An observatory is always under construction and the telescopes will change over time. Beside the large collection of scopes I inherited I will also test new equipment for my astrophotography. One thing is set for now: The mount is a trusty Losmandy G11 with Gemini2 Goto installed. This beautiful piece of machinery is “Made in USA”. The build quality is top-notch and the capacity quite often underestimated, thats something you don’t hear often about equatorial mounts…

At all times I have two telescopes installed side-by-side. The main telescope for planetary imaging is a Celestron C11 SCT, currently under pro-active maintenance (Its also not easy to balance against my lighter main imaging rig). Because of this my Celestron C8 EdgeHD and a William Optics Spacecat were installed for astrophotography in the first year. My main astrophotography camera is the ZWO ASI1600MM Pro, but a full-frame Sony A7Riii is also used occasionally.

Afterwards I did upgrade my main imaging telescope to a beautiful Takahashi Epsilon 130d. This powerful astrograph is a dream come true. I did need to upgrade the filter size to 31mm as well (I am currently using Astronomik LRGB,Ha,Oiii,Sii filters) but in combination with the ZWO autofocus this is a setup that I will need to spent a long time mastering. Currently I am mostly limited by my PixInsight abillities, but I am working on that 😉 This also freed up the Spacecat for the mobile astrophotography rig. For planetary work I currently use a ZWO ASI462MC camera on the C8 EdgeHD (with a 2x Barlow) or go directly to the C11 .

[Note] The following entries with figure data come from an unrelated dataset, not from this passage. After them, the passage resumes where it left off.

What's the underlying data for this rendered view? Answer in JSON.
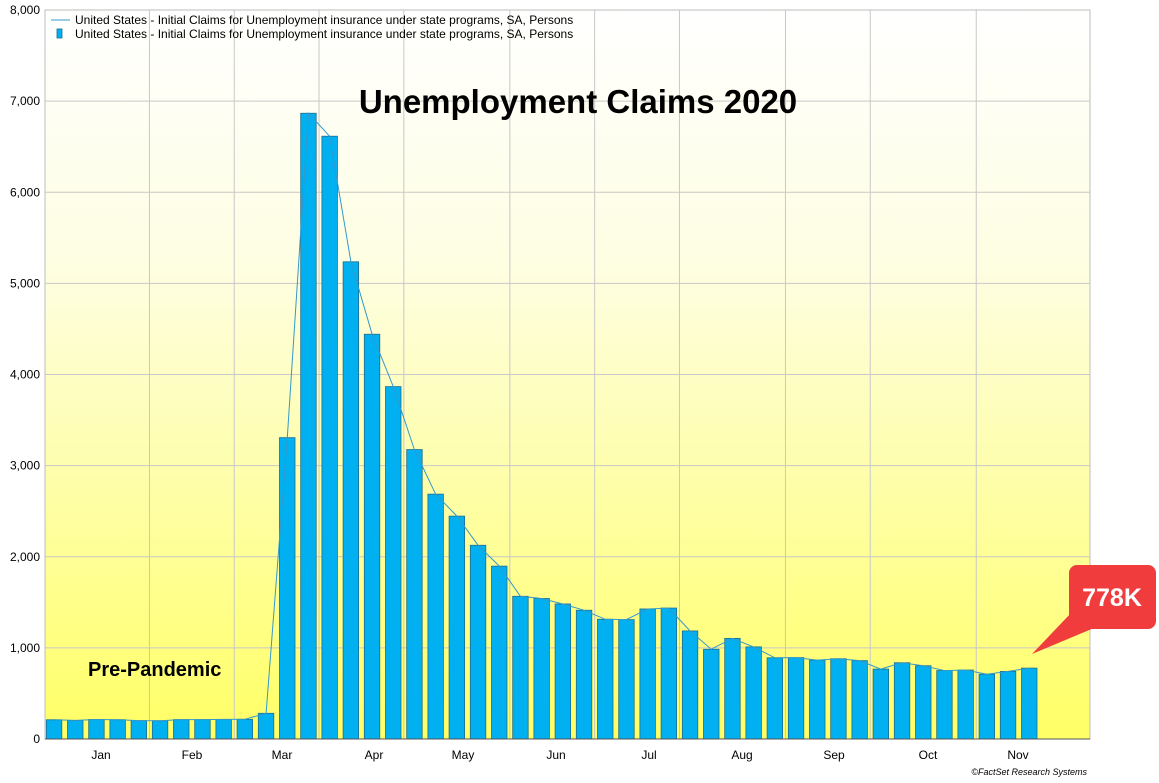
{
  "chart_data": {
    "type": "bar",
    "title": "Unemployment Claims 2020",
    "annotation_left": "Pre-Pandemic",
    "callout": "778K",
    "credit": "©FactSet Research Systems",
    "xlabel": "",
    "ylabel": "",
    "ylim": [
      0,
      8000
    ],
    "yticks": [
      0,
      1000,
      2000,
      3000,
      4000,
      5000,
      6000,
      7000,
      8000
    ],
    "ytick_labels": [
      "0",
      "1,000",
      "2,000",
      "3,000",
      "4,000",
      "5,000",
      "6,000",
      "7,000",
      "8,000"
    ],
    "months": [
      "Jan",
      "Feb",
      "Mar",
      "Apr",
      "May",
      "Jun",
      "Jul",
      "Aug",
      "Sep",
      "Oct",
      "Nov"
    ],
    "grid": true,
    "legend_position": "top-left",
    "legend": [
      {
        "kind": "line",
        "label": "United States - Initial Claims for Unemployment insurance under state programs, SA, Persons"
      },
      {
        "kind": "bar",
        "label": "United States - Initial Claims for Unemployment insurance under state programs, SA, Persons"
      }
    ],
    "bar_color": "#00b0f0",
    "line_color": "#3399cc",
    "callout_color": "#f03c3c",
    "series": [
      {
        "name": "United States - Initial Claims for Unemployment insurance under state programs, SA, Persons",
        "values": [
          211,
          204,
          214,
          212,
          202,
          201,
          213,
          213,
          215,
          216,
          282,
          3307,
          6867,
          6615,
          5237,
          4442,
          3867,
          3176,
          2687,
          2446,
          2126,
          1897,
          1566,
          1542,
          1482,
          1413,
          1314,
          1310,
          1427,
          1437,
          1186,
          985,
          1104,
          1011,
          891,
          893,
          866,
          881,
          860,
          767,
          837,
          804,
          751,
          757,
          711,
          742,
          778
        ]
      }
    ]
  }
}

Update March, 2023: Upgrade after upgrade… Experience showed that the AF mount shown above has quite some flexure, who would have guessed. A 3D-printed part solved it at vastly improved the AF routine to a point I have tear in my eyes looking at these beautiful parabolas. Furthermore on top of the Epsilon I have now a Pegasus Powerbox Ultimate V2 and an Intel NUC Mini PC riding (16GB Ram, 500GB SSD, Intel i5) riding. This allowed me to really only have two cables, power and ethernet, running to the telescope. All USB connections are now as short as possible and the setup tidies up a lot. The lack of cables hanging from my setup also greatly improved guiding accuracy. I also sent the mount for maintenance and had the lubrication and some parts changed (probably for the first time in its 30year+ life) which helped a lot especially on colder days. Currently I am not super happy with the fact that the mount can be controlled but not powered by the Powerbox as it requires a bit of a higher voltage to run flawless. An upgrade to the V3 would change that but you see where I am going with that.